Abortion bans impact not only cisgender heterosexual women, but LGBTQ people too, “whether they are seeking abortion or not,” added Lambda’s Kristine Kippins. “Allowing governments to deprive people of their dignity, autonomy over their own bodies, and the ability to make fundamental decisions that determine the course of their lives because of “deeply rooted” gender stereotypes under the guise of respecting “history and tradition” will lead to the further marginalization of LGBTQI+ people by statehouses across the country and the entrenchment of white cisgender male supremacy.”
Former Houston mayor Anise Parker, president and CEO of the Victory Fund, which works to further pro-equality efforts by putting openly LGBTQ politicians in office, said SCOTUS’ decision may also have cascading effects on legal cases affecting the LGBTQ community.

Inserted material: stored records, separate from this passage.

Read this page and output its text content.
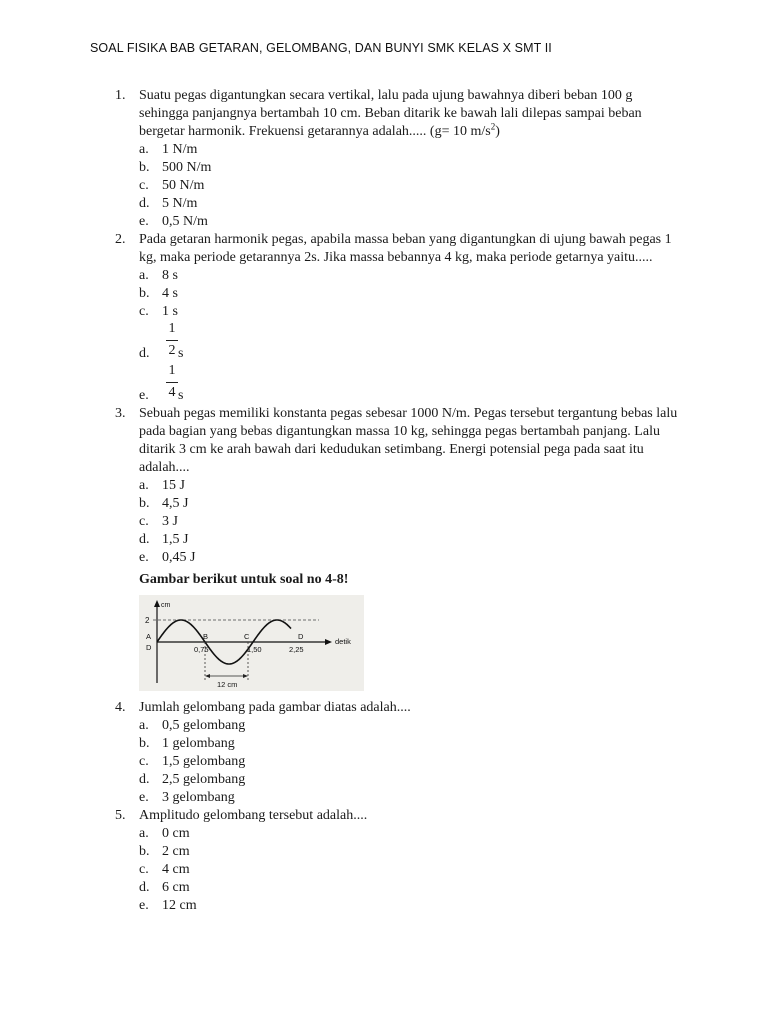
SOAL FISIKA BAB GETARAN, GELOMBANG, DAN BUNYI SMK KELAS X SMT II
1. Suatu pegas digantungkan secara vertikal, lalu pada ujung bawahnya diberi beban 100 g sehingga panjangnya bertambah 10 cm. Beban ditarik ke bawah lali dilepas sampai beban bergetar harmonik. Frekuensi getarannya adalah..... (g= 10 $m/s^2$)
a. 1 N/m
b. 500 N/m
c. 50 N/m
d. 5 N/m
e. 0,5 N/m
2. Pada getaran harmonik pegas, apabila massa beban yang digantungkan di ujung bawah pegas 1 kg, maka periode getarannya 2s. Jika massa bebannya 4 kg, maka periode getarnya yaitu.....
a. 8 s
b. 4 s
c. 1 s
d.
1
2 s
e.
1
4 s
3. Sebuah pegas memiliki konstanta pegas sebesar 1000 N/m. Pegas tersebut tergantung bebas lalu pada bagian yang bebas digantungkan massa 10 kg, sehingga pegas bertambah panjang. Lalu ditarik 3 cm ke arah bawah dari kedudukan setimbang. Energi potensial pega pada saat itu adalah....
a. 15 J
b. 4,5 J
c. 3 J
d. 1,5 J
e. 0,45 J
Gambar berikut untuk soal no 4-8!
cm
2
A
D
B	C	D
0,75	1,50	2,25
detik
12 cm
4. Jumlah gelombang pada gambar diatas adalah....
a. 0,5 gelombang
b. 1 gelombang
c. 1,5 gelombang
d. 2,5 gelombang
e. 3 gelombang
5. Amplitudo gelombang tersebut adalah....
a. 0 cm
b. 2 cm
c. 4 cm
d. 6 cm
e. 12 cm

SCOTUS’ conservative majority voted to overturn Roe, and in a concurring opinion, Justice Clarence Thomas urged the court to “reconsider all of this Court’s substantive due-process precedents, including Griswold, Lawrence, and Obergefell.” Lawrence struck down state bans on same-sex sexual relations, Obergefell removed state bans on same-sex marriage, and Griswold removed bans on contraceptives.
“Our nation must confront the devastating reality that we can no longer rely on the court to protect our most basic rights,” Parker said. “Lawmakers must now determine what freedoms we have—and which we don’t—for the foreseeable future. We call on policymakers in all branches and at all levels of government to use every tool available to fight to keep abortion legal and accessible.”
The National LGBTQ Task Force said SCOTUS “has no place interfering with our constitutional right to make decisions about our own bodies.”
“This decision alarms anyone who cares about individual rights. We must push back now—on all state and federal lawmakers and courts—to fight for abortion access and reproductive choice, the right for transgender people to access life-saving health care, the right to bodily autonomy, and the right to sexual freedom. These are our most basic liberties—to live a life of dignity, private from government interference.”
Our rights are on the line right now, said Joni Madison, interim president of the Human Rights Campaign. “Women are under attack, LGBTQ+ people are under attack, BIPOC people are under attack, and we are justifiably outraged. We cannot relent—we must fight back.”
The Texas Freedom Network (TFN), a grassroots organization that fights for equality and social justice, urged voters to show up in November.
“Abortion is health care, and it should be a protected, accessible right for everyone,” TFN president Val Benavidez said in a statement. “While today we mourn this loss and the Court’s failure, we must transform our grief into action by caring for our communities, taking our rage to the ballot box, and continuing to fight in the courts, in Congress, and at the state legislature for changes that protect our right to abortion once and for all.”